Vanderbilt investigators Charles (Robb) Flynn, PhD, associate professor of Surgery, and Naji Abumrad, MD, John L. Sawyers Professor of Surgical Sciences, have long studied the metabolic changes associated with bariatric surgery for weight loss. Surgical patients experience dramatic changes in glucose regulation and in taste preferences and food cravings while they are still in the recovery room, Flynn said.
"These surgeries are doing something more than we understand. We wondered if elevated serum bile acids, a hallmark of bariatric surgery, were affecting the reward centers of the brain to blunt the pleasure of eating high-fat foods," he said.
If the surgery did affect the brain's reward centers, he added, "how might it impact the rewarding properties of drugs of abuse?"
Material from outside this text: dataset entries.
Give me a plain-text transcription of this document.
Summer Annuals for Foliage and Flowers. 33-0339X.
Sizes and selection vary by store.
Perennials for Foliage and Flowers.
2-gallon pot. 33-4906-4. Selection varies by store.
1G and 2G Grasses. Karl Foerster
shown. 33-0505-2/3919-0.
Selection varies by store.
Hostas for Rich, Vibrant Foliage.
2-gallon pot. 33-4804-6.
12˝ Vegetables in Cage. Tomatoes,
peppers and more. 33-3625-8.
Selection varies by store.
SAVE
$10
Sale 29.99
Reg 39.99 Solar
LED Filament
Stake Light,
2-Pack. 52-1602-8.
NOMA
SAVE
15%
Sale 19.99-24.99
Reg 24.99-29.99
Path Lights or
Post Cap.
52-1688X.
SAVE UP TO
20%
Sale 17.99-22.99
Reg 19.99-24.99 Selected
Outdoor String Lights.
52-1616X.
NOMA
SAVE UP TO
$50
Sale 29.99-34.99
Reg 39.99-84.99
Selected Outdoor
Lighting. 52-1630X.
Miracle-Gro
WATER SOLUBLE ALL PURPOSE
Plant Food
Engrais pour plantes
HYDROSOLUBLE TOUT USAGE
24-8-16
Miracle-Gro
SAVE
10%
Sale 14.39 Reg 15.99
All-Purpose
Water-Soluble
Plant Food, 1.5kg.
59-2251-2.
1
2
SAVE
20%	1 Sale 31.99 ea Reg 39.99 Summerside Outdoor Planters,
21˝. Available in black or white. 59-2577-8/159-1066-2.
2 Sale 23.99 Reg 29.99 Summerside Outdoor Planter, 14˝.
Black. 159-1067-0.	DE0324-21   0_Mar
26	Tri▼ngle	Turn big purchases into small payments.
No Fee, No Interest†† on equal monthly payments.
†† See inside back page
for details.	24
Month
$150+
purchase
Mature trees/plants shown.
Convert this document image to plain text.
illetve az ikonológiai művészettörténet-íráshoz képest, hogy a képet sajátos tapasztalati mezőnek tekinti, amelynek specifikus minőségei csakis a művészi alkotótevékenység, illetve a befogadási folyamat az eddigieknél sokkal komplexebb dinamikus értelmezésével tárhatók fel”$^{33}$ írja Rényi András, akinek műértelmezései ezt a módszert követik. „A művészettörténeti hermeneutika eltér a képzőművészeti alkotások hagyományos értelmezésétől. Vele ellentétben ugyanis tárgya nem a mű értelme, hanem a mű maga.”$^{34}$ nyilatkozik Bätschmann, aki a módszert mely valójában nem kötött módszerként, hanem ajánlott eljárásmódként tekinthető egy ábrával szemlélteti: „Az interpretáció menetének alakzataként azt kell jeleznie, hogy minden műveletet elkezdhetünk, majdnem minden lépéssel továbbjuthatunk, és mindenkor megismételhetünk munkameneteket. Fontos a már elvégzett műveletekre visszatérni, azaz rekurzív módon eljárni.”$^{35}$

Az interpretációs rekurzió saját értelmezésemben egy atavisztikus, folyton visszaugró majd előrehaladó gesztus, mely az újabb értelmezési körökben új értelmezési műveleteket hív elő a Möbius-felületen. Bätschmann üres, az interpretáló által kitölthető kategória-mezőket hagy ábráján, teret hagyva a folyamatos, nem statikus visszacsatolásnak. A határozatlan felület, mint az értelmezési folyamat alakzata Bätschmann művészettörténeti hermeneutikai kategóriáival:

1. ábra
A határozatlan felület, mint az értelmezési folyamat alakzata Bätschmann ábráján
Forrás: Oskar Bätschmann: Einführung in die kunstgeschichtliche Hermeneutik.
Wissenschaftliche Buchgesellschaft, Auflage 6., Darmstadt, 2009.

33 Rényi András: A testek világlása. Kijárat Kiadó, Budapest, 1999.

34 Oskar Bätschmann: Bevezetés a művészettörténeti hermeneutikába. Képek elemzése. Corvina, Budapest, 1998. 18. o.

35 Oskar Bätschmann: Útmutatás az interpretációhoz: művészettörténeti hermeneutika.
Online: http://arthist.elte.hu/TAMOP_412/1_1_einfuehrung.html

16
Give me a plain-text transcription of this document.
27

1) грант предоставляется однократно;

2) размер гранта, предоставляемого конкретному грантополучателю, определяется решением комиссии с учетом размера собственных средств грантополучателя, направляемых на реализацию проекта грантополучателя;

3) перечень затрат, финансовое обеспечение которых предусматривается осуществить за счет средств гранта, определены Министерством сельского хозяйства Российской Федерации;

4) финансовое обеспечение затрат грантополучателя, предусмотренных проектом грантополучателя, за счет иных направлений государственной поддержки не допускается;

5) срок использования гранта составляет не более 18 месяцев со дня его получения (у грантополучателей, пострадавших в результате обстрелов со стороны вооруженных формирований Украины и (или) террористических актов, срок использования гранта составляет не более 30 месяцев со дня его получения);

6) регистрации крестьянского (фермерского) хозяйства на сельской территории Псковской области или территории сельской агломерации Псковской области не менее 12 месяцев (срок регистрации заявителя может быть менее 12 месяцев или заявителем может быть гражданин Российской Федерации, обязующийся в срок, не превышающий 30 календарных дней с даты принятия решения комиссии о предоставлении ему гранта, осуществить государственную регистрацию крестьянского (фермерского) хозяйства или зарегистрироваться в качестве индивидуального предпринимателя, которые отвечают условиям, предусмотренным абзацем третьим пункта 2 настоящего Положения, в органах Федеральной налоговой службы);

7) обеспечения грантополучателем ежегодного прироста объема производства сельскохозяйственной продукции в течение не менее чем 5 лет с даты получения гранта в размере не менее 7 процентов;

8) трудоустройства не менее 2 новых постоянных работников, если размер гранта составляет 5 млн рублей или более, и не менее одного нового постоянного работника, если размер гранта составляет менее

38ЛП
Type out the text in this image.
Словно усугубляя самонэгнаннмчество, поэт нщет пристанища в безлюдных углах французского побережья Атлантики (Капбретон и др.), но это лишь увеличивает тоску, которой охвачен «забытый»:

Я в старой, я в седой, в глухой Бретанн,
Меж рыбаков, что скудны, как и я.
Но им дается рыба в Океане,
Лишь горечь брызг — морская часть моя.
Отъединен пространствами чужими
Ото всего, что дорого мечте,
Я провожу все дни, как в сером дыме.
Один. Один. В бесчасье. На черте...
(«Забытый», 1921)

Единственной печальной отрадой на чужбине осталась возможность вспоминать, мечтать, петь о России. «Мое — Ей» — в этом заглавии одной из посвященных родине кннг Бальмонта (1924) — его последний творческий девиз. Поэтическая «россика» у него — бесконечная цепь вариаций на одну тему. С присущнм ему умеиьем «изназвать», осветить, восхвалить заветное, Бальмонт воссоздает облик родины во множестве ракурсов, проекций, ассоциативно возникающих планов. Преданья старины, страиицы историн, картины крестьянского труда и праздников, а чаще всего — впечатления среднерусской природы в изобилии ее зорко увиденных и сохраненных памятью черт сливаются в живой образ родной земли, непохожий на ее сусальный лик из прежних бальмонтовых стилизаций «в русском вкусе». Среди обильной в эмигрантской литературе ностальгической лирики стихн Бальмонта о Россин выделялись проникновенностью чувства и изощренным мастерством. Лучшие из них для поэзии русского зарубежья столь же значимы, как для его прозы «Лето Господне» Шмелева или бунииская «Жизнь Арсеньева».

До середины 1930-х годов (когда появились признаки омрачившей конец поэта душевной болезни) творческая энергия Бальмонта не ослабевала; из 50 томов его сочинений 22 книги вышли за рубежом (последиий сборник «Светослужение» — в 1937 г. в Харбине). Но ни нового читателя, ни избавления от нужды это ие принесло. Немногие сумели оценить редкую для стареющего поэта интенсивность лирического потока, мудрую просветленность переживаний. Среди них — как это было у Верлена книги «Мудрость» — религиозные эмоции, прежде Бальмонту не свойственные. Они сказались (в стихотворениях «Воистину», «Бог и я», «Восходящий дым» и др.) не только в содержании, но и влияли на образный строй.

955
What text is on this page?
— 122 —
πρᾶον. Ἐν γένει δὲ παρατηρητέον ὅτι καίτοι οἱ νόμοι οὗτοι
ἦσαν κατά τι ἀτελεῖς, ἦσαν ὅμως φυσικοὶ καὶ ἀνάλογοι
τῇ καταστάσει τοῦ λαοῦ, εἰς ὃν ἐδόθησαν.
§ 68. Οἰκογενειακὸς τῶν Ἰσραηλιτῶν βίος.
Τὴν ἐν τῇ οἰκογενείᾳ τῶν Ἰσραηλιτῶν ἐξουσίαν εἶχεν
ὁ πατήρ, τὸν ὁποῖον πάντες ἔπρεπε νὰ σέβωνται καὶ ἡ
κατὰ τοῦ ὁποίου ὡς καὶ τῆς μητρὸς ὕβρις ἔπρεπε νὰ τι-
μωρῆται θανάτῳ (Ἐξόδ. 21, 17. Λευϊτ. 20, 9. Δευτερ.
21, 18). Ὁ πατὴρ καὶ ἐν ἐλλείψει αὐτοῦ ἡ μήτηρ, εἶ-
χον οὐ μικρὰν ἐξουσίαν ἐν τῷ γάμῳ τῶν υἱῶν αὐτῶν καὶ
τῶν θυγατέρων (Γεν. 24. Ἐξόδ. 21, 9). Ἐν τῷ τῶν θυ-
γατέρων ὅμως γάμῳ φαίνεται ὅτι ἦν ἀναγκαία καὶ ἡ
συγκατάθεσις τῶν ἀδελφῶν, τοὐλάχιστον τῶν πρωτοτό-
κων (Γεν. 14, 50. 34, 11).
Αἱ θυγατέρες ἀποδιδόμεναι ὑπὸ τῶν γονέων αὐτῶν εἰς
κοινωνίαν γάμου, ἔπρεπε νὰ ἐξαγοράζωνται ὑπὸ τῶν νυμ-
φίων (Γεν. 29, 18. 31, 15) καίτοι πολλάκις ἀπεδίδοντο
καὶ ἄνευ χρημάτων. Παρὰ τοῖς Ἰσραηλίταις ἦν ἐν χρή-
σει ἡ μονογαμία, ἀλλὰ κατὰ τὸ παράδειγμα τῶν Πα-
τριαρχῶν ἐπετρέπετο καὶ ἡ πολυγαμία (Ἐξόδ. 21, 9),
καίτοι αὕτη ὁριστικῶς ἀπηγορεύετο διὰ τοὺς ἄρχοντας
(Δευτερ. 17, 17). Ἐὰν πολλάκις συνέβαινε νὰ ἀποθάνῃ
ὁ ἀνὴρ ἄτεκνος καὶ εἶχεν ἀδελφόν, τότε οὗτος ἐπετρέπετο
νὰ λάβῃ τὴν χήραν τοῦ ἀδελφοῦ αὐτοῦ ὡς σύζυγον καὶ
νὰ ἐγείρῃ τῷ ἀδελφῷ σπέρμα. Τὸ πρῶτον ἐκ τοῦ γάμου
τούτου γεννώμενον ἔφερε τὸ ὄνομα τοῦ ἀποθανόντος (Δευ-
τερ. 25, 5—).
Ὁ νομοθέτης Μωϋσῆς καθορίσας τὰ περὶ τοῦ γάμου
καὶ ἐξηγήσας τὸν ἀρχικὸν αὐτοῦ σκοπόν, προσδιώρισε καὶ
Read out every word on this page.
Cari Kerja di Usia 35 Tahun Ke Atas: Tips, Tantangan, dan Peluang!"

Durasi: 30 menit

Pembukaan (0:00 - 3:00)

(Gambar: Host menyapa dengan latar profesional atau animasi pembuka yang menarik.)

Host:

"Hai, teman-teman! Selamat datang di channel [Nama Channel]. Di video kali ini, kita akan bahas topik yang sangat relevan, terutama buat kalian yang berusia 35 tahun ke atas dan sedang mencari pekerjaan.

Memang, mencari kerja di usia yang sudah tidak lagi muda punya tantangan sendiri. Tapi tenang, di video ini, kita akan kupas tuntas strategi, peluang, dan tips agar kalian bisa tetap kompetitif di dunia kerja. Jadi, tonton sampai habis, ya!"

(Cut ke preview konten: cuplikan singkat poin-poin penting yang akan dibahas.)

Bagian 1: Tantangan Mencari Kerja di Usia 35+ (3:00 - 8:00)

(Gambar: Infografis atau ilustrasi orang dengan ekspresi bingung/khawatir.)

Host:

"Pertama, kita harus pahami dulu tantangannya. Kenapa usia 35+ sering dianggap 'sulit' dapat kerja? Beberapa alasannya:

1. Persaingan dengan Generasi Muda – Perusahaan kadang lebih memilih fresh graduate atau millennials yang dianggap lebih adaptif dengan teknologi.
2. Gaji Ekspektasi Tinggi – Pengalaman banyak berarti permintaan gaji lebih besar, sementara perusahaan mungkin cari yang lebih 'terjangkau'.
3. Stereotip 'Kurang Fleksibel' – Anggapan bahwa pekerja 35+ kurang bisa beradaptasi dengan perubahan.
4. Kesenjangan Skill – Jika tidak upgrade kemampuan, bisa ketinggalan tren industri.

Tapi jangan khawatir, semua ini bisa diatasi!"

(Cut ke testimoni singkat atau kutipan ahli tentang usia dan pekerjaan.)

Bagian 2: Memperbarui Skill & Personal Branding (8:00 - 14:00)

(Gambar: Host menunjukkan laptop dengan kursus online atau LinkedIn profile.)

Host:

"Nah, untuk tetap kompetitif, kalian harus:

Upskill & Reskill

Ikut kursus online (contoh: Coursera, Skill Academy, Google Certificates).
The most commonly performed bariatric surgery -- Roux-en-Y gastric bypass -- restricts the size of the stomach and alters the path of food through the digestive tract. It also changes the point where bile acids enter the small intestine, from the usual upper part of the small intestine to a site near the end. The change increases circulating levels of bile acids in the body.
To explore the effects of bariatric surgery and elevated bile acids, Flynn's group developed a simpler surgical procedure in mice called bile diversion, in which the gall bladder is surgically connected to the end of the small intestine. Bile diversion in an obese mouse produces all of the beneficial effects of bariatric surgery: weight loss, reduced food intake and improved oral glucose tolerance, Flynn said.
With colleague Aurelio Galli, PhD, a former Vanderbilt faculty member who is now at the University of Alabama at Birmingham, the investigators found that bile diversion surgery in normal-weight mice reduced cocaine-induced increases in brain dopamine release and reduced cocaine-associated behaviors.
The researchers tested the effects of a synthetic bile acid drug called obeticholic acid (OCA), which is clinically approved to treat the chronic liver disease primary biliary cholangitis. In mice without surgery, OCA administration mimicked the effects of bile diversion surgery in reducing cocaine-associated behaviors. The investigators further demonstrated that the bile acid receptor TGR5 mediates the effects of elevated bile acids and OCA in the nucleus accumbens, a brain region that plays a central role in reward circuitry.
The study is the first to demonstrate a central nervous system role for bile acids in altering reward-related behaviors, and it opens the possibility of treating drug abuse in new ways.
"Will bile acids cure cocaine addiction in humans? We don't know, but our research certainly suggests that bariatric surgery or consumption of bile acids may have beneficial effects," Flynn said.
"OCA is already clinically approved, so it might be possible to move quickly to clinical trials of its efficacy in treating addiction."